How we fact-check AI output
Every AI-assisted article passes through a fact-check layer before publication. The checks, in order, are:
- Schema validation — the article must contain the facts required by its template (final score, scorers, competition, date). Missing fields block publication.
- Event-stream reconciliation — every factual claim that maps to a match event (a goal timing, a scorer name, a card) is matched against the event stream. Mismatches block publication.
- Name-list check — player and club names in the article are matched against the official squad and league lists at the time of the match.
- No-new-claims rule — the model is instructed not to introduce facts that are not in the prompt. Any claim that cannot be anchored to an input field is stripped before publication.
This pipeline catches the great majority of hallucinations. It is not infallible. If you see an error, report it — our turnaround target on confirmed errors is 24 hours.
Which models we use
We use large language models from two providers — Anthropic and Google — selected per task based on cost, latency and output quality.
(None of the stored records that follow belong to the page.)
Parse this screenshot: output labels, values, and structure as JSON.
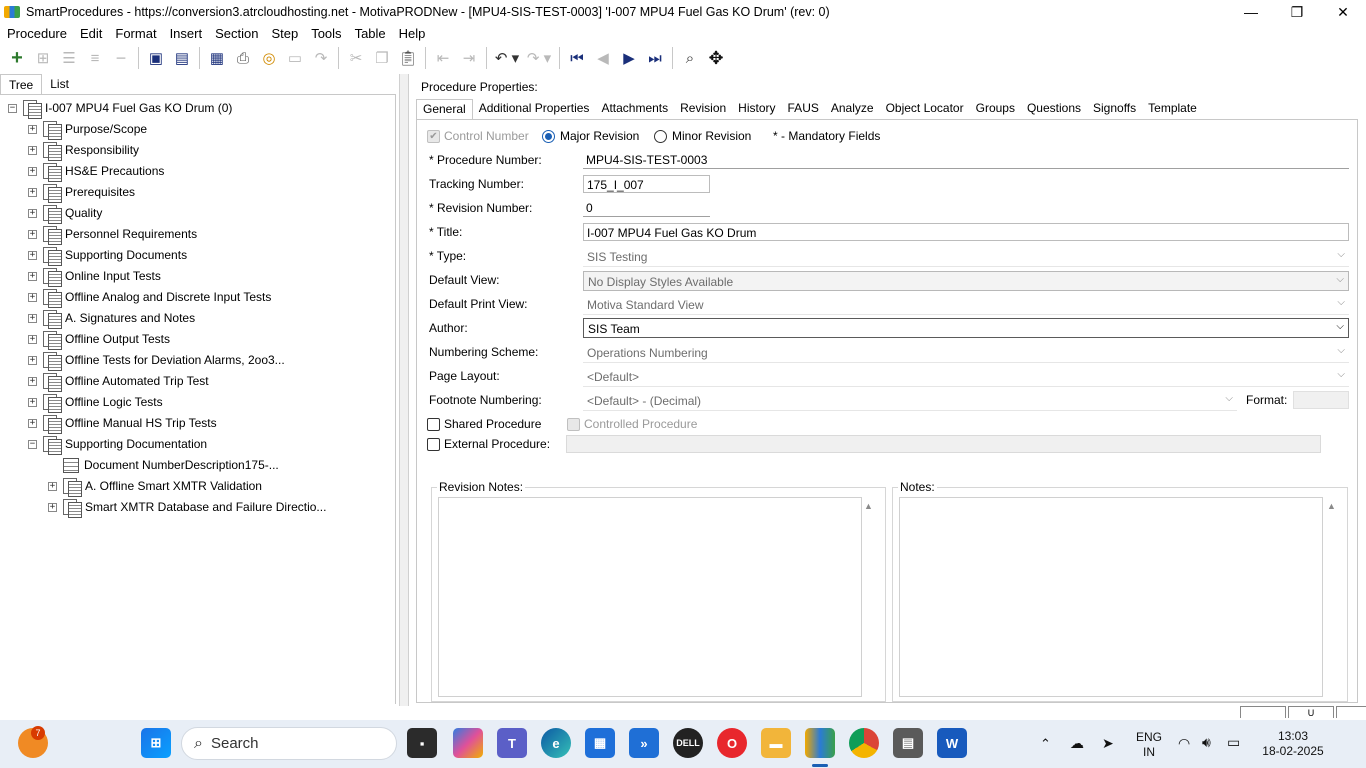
{
  "window": {
    "title": "SmartProcedures - https://conversion3.atrcloudhosting.net - MotivaPRODNew - [MPU4-SIS-TEST-0003] 'I-007 MPU4 Fuel Gas KO Drum' (rev: 0)",
    "minimize": "—",
    "maximize": "❐",
    "close": "✕"
  },
  "menu": [
    "Procedure",
    "Edit",
    "Format",
    "Insert",
    "Section",
    "Step",
    "Tools",
    "Table",
    "Help"
  ],
  "left_tabs": [
    "Tree",
    "List"
  ],
  "tree": {
    "root": "I-007 MPU4 Fuel Gas KO Drum (0)",
    "sections": [
      "Purpose/Scope",
      "Responsibility",
      "HS&E Precautions",
      "Prerequisites",
      "Quality",
      "Personnel Requirements",
      "Supporting Documents",
      "Online Input Tests",
      "Offline Analog and Discrete Input Tests",
      "A. Signatures and Notes",
      "Offline Output Tests",
      "Offline Tests for Deviation Alarms, 2oo3...",
      "Offline Automated Trip Test",
      "Offline Logic Tests",
      "Offline Manual HS Trip Tests",
      "Supporting Documentation"
    ],
    "children": [
      "Document NumberDescription175-...",
      "A. Offline Smart XMTR Validation",
      "Smart XMTR Database and Failure Directio..."
    ]
  },
  "properties": {
    "header": "Procedure Properties:",
    "tabs": [
      "General",
      "Additional Properties",
      "Attachments",
      "Revision",
      "History",
      "FAUS",
      "Analyze",
      "Object Locator",
      "Groups",
      "Questions",
      "Signoffs",
      "Template"
    ],
    "control_number": "Control Number",
    "major_revision": "Major Revision",
    "minor_revision": "Minor Revision",
    "mandatory_note": "* - Mandatory Fields",
    "fields": {
      "procedure_number_label": "* Procedure Number:",
      "procedure_number": "MPU4-SIS-TEST-0003",
      "tracking_number_label": "Tracking Number:",
      "tracking_number": "175_I_007",
      "revision_number_label": "* Revision Number:",
      "revision_number": "0",
      "title_label": "* Title:",
      "title": "I-007 MPU4 Fuel Gas KO Drum",
      "type_label": "* Type:",
      "type": "SIS Testing",
      "default_view_label": "Default View:",
      "default_view": "No Display Styles Available",
      "default_print_view_label": "Default Print View:",
      "default_print_view": "Motiva Standard View",
      "author_label": "Author:",
      "author": "SIS Team",
      "numbering_scheme_label": "Numbering Scheme:",
      "numbering_scheme": "Operations Numbering",
      "page_layout_label": "Page Layout:",
      "page_layout": "<Default>",
      "footnote_numbering_label": "Footnote Numbering:",
      "footnote_numbering": "<Default> - (Decimal)",
      "format_label": "Format:"
    },
    "shared_procedure": "Shared Procedure",
    "controlled_procedure": "Controlled Procedure",
    "external_procedure": "External Procedure:",
    "revision_notes_label": "Revision Notes:",
    "notes_label": "Notes:"
  },
  "statusbar": [
    "",
    "U",
    ""
  ],
  "taskbar": {
    "search_placeholder": "Search",
    "notification_count": "7",
    "language": "ENG",
    "region": "IN",
    "time": "13:03",
    "date": "18-02-2025"
  }
}
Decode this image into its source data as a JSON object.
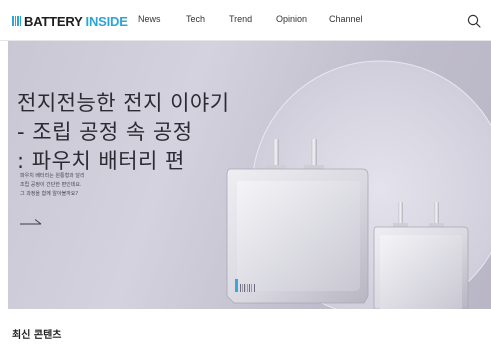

We do not fine-tune models on private user data. We do not send readers’ personal information to the models; the prompts contain structured match and league data only.
Model selection is reviewed every quarter. When we change models we test the pipeline against a held-out set of completed matches to confirm the replacement performs at least as well on our fact-check layer.
Disclosure
Pages that are AI-assisted display the label “AI-generated — reviewed by WLS Editorial” in the article footer. We believe readers are capable of weighing AI-assisted copy on its merits when they know what they are reading.
We do not use AI to simulate a byline, a photograph, an interview or a first-person perspective. WLS articles are bylined as “WLS Editorial Team” because they are produced collectively; there is no individual journalist whose identity a model could impersonate.
Feedback and appeals
If you believe an AI-assisted article contains an error, a misattribution, or language that mischaracterises a player, coach or club, write to womenlivescore@gmail.com. We review every request and respond within 48 hours on business days. Corrections we accept are logged on the corrections page with the original claim, the correction and the date.
This policy is reviewed at least quarterly.